O senador Rogério Marinho (PL-RN) apresentou no Senado uma proposta de emenda à Constituição para flexibilizar a jornada de trabalho. A PEC 12/2026 permite ao trabalhador escolher entre o regime celetista tradicional ou um regime baseado em horas, com pagamento proporcional às horas efetivamente trabalhadas. A medida também define que o contrato individual prevalecerá sobre acordos coletivos, com FGTS, férias e 13º salário proporcionais às horas trabalhadas.
A proposta visa ampliar a autonomia do trabalhador para definir a jornada que melhor atenda às suas necessidades. Segundo o relator, isso permitiria adaptar a rotina às demandas do mercado, sem esclarecer impactos econômicos para empresas. A PEC está sob análise no Senado após a Câmara ter apresentado discussão sobre jornadas de 40 horas semanais.

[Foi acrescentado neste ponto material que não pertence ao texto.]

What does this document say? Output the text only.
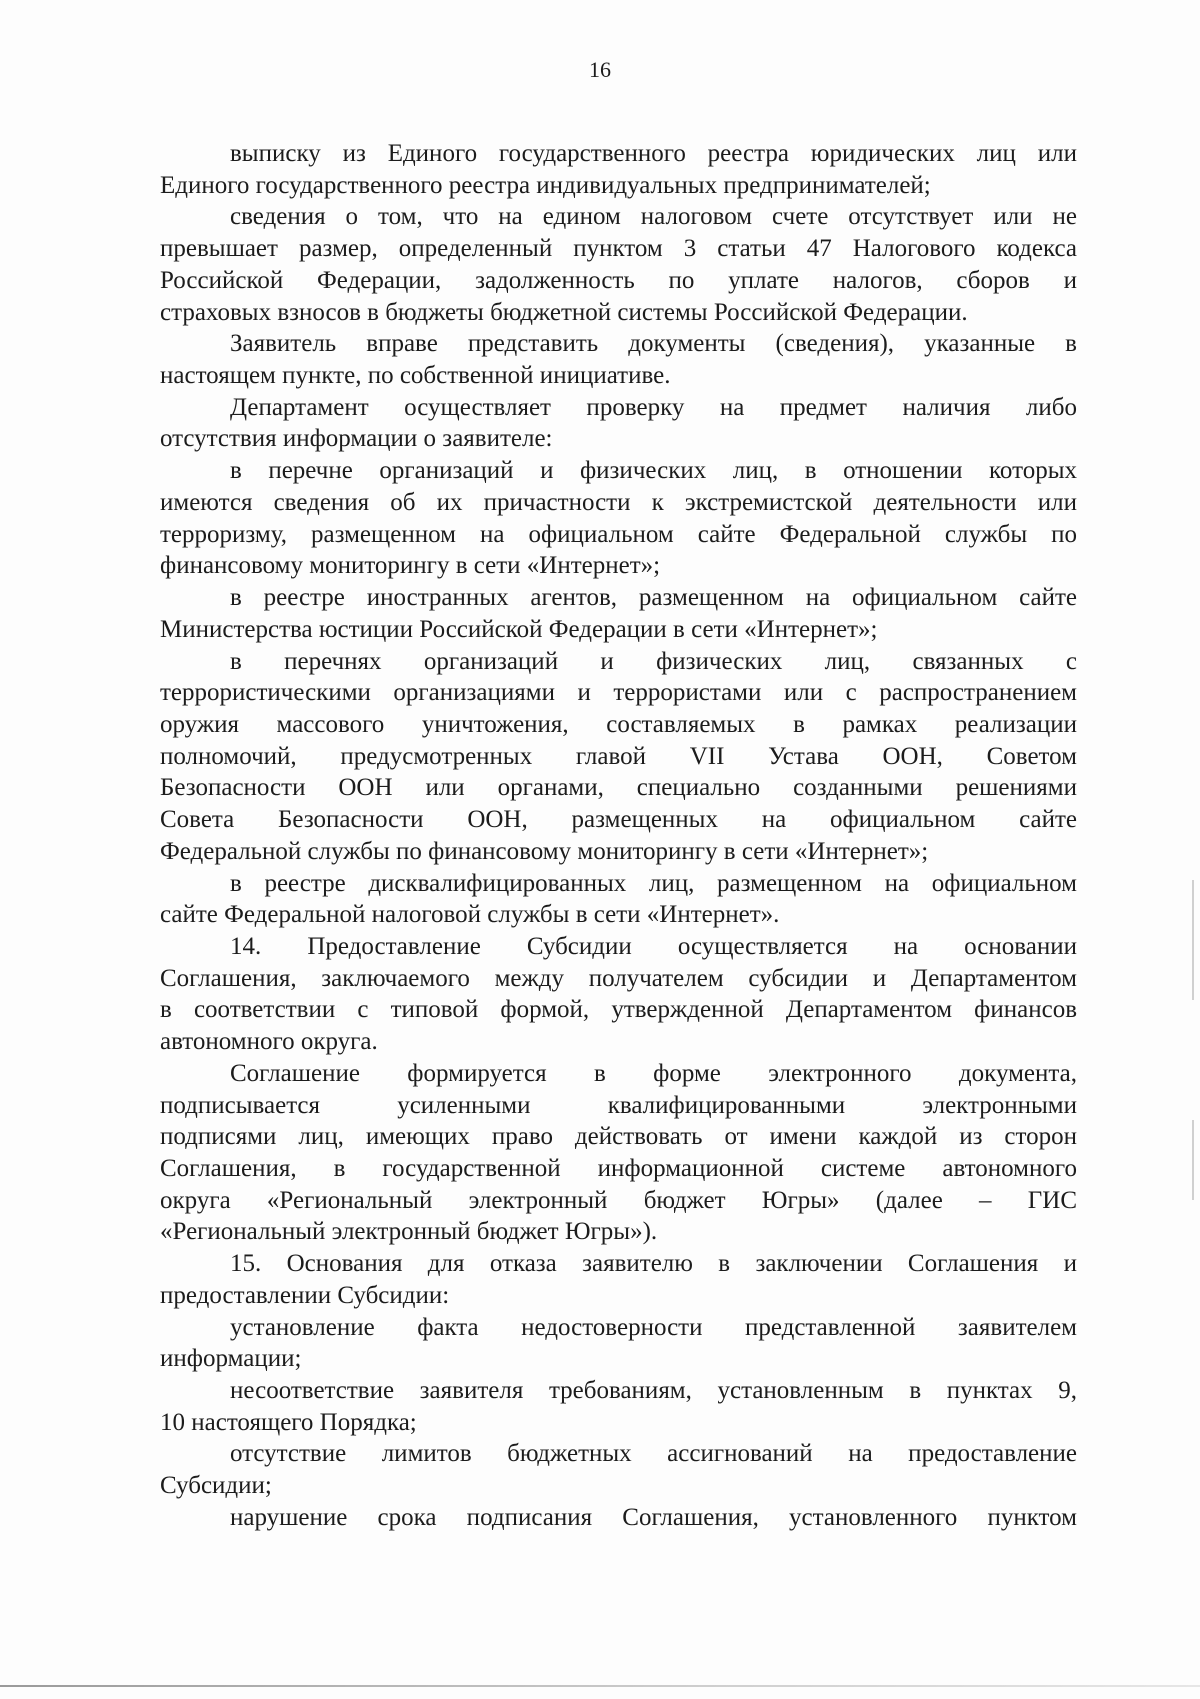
16
выписку из Единого государственного реестра юридических лиц или
Единого государственного реестра индивидуальных предпринимателей;
сведения о том, что на едином налоговом счете отсутствует или не
превышает размер, определенный пунктом 3 статьи 47 Налогового кодекса
Российской Федерации, задолженность по уплате налогов, сборов и
страховых взносов в бюджеты бюджетной системы Российской Федерации.
Заявитель вправе представить документы (сведения), указанные в
настоящем пункте, по собственной инициативе.
Департамент осуществляет проверку на предмет наличия либо
отсутствия информации о заявителе:
в перечне организаций и физических лиц, в отношении которых
имеются сведения об их причастности к экстремистской деятельности или
терроризму, размещенном на официальном сайте Федеральной службы по
финансовому мониторингу в сети «Интернет»;
в реестре иностранных агентов, размещенном на официальном сайте
Министерства юстиции Российской Федерации в сети «Интернет»;
в перечнях организаций и физических лиц, связанных с
террористическими организациями и террористами или с распространением
оружия массового уничтожения, составляемых в рамках реализации
полномочий, предусмотренных главой VII Устава ООН, Советом
Безопасности ООН или органами, специально созданными решениями
Совета Безопасности ООН, размещенных на официальном сайте
Федеральной службы по финансовому мониторингу в сети «Интернет»;
в реестре дисквалифицированных лиц, размещенном на официальном
сайте Федеральной налоговой службы в сети «Интернет».
14. Предоставление Субсидии осуществляется на основании
Соглашения, заключаемого между получателем субсидии и Департаментом
в соответствии с типовой формой, утвержденной Департаментом финансов
автономного округа.
Соглашение формируется в форме электронного документа,
подписывается усиленными квалифицированными электронными
подписями лиц, имеющих право действовать от имени каждой из сторон
Соглашения, в государственной информационной системе автономного
округа «Региональный электронный бюджет Югры» (далее – ГИС
«Региональный электронный бюджет Югры»).
15. Основания для отказа заявителю в заключении Соглашения и
предоставлении Субсидии:
установление факта недостоверности представленной заявителем
информации;
несоответствие заявителя требованиям, установленным в пунктах 9,
10 настоящего Порядка;
отсутствие лимитов бюджетных ассигнований на предоставление
Субсидии;
нарушение срока подписания Соглашения, установленного пунктом
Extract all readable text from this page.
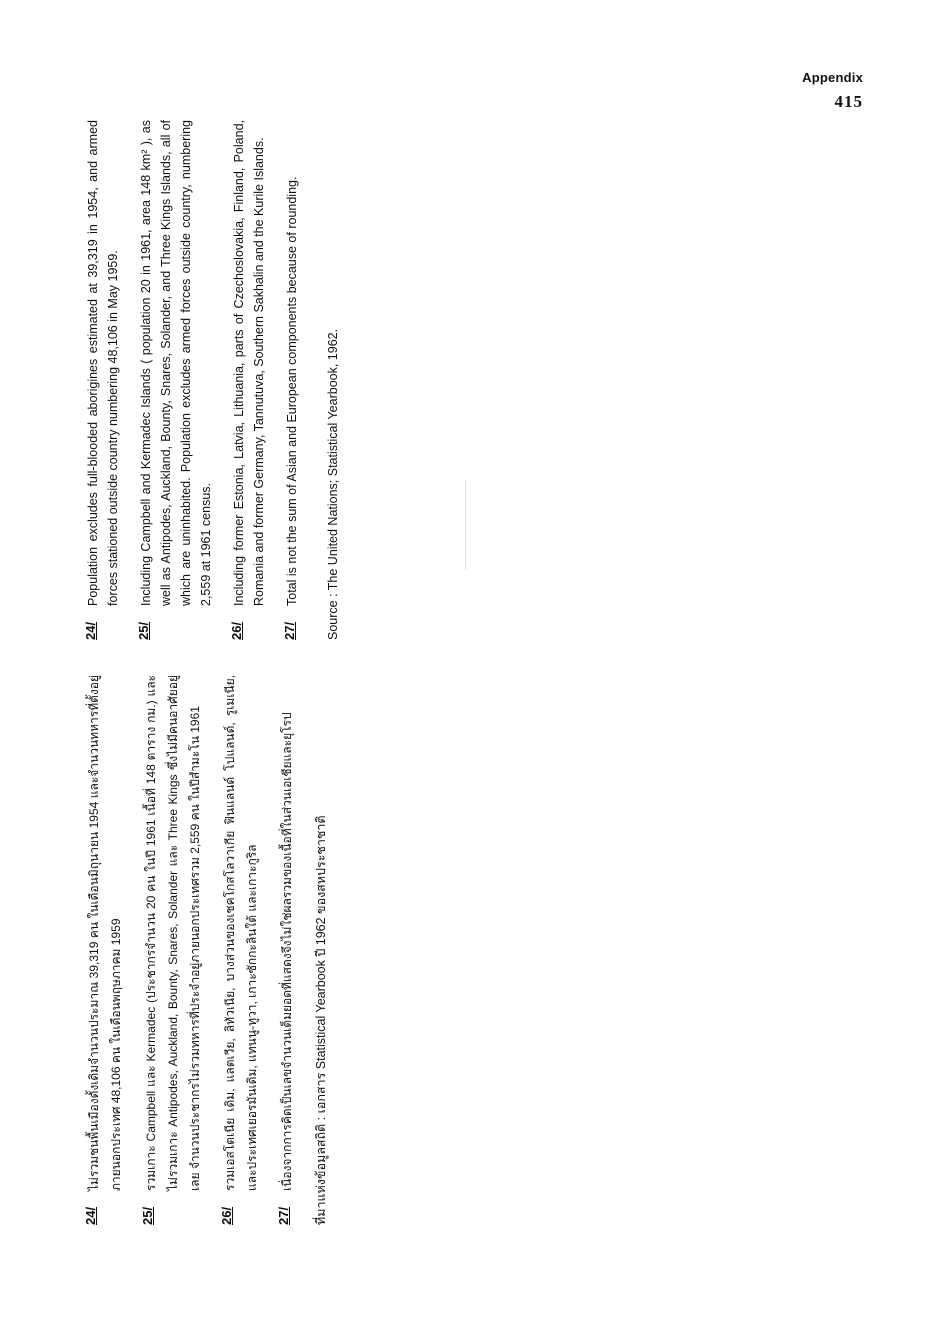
Appendix
415
24/
Population excludes full-blooded aborigines estimated at 39,319 in 1954, and armed forces stationed outside country numbering 48,106 in May 1959.
25/
Including Campbell and Kermadec Islands ( population 20 in 1961, area 148 km² ), as well as Antipodes, Auckland, Bounty, Snares, Solander, and Three Kings Islands, all of which are uninhabited. Population excludes armed forces outside country, numbering 2,559 at 1961 census.
26/
Including former Estonia, Latvia, Lithuania, parts of Czechoslovakia, Finland, Poland, Romania and former Germany, Tannutuva, Southern Sakhalin and the Kurile Islands.
27/
Total is not the sum of Asian and European components because of rounding. Source : The United Nations; Statistical Yearbook, 1962.
24/
ไม่รวมชนพื้นเมืองดั้งเดิมจำนวนประมาณ 39,319 คน ในเดือนมิถุนายน 1954 และจำนวนทหารที่ตั้งอยู่ภายนอกประเทศ 48,106 คน ในเดือนพฤษภาคม 1959
25/
รวมเกาะ Campbell และ Kermadec (ประชากรจำนวน 20 คน ในปี 1961 เนื้อที่ 148 ตาราง กม.) และไม่รวมเกาะ Antipodes, Auckland, Bounty, Snares, Solander และ Three Kings ซึ่งไม่มีคนอาศัยอยู่เลย จำนวนประชากรไม่รวมทหารที่ประจำอยู่ภายนอกประเทศรวม 2,559 คน ในปีสำมะโน 1961
26/
รวมเอสโตเนีย เดิม, แลตเวีย, ลิทัวเนีย, บางส่วนของเชคโกสโลวาเกีย ฟินแลนด์ โปแลนด์, รูเมเนีย, และประเทศเยอรมันเดิม, แทนนู-ทูวา, เกาะซักกะลินใต้ และเกาะกูริล
27/
เนื่องจากการคิดเป็นเลขจำนวนเต็มยอดที่แสดงจึงไม่ใช่ผลรวมของเนื้อที่ในส่วนเอเชียและยุโรป	ที่มาแห่งข้อมูลสถิติ : เอกสาร Statistical Yearbook ปี 1962 ของสหประชาชาติ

A PEC surge no contexto da aprovação, pela Câmara, de uma mudança na escala de trabalho 6×1 para 5×2, com a semana reduzida para até 40 horas. A proposta de Marinho vem acompanhada de críticas sobre custos para a produção e efeitos na inflação, segundo o senador.
Marinho argumenta que a redução da jornada, sem compensação salarial, elevaria custos de produção e poderia repassar esse encargo aos preços. Também aponta risco de desemprego e maior informalidade entre micro e pequenas empresas, caso haja dificuldade de adaptação.
O senador afirma que a medida poderia favorecer decisões eleitorais, segundo sua avaliação, e questiona a viabilidade de tratar trabalhadores de forma uniforme, sem considerar categorias específicas. Ele sustenta que a redução indiscriminada pode impactar a tributação de empresas.
O Senado anunciou a realização de uma sessão temática para debater impactos sociais e econômicos da potencial extinção da escala 6×1. O requerimento para o debate foi aprovado pelo Plenário e a data permanece a ser definida pela Mesa Diretora.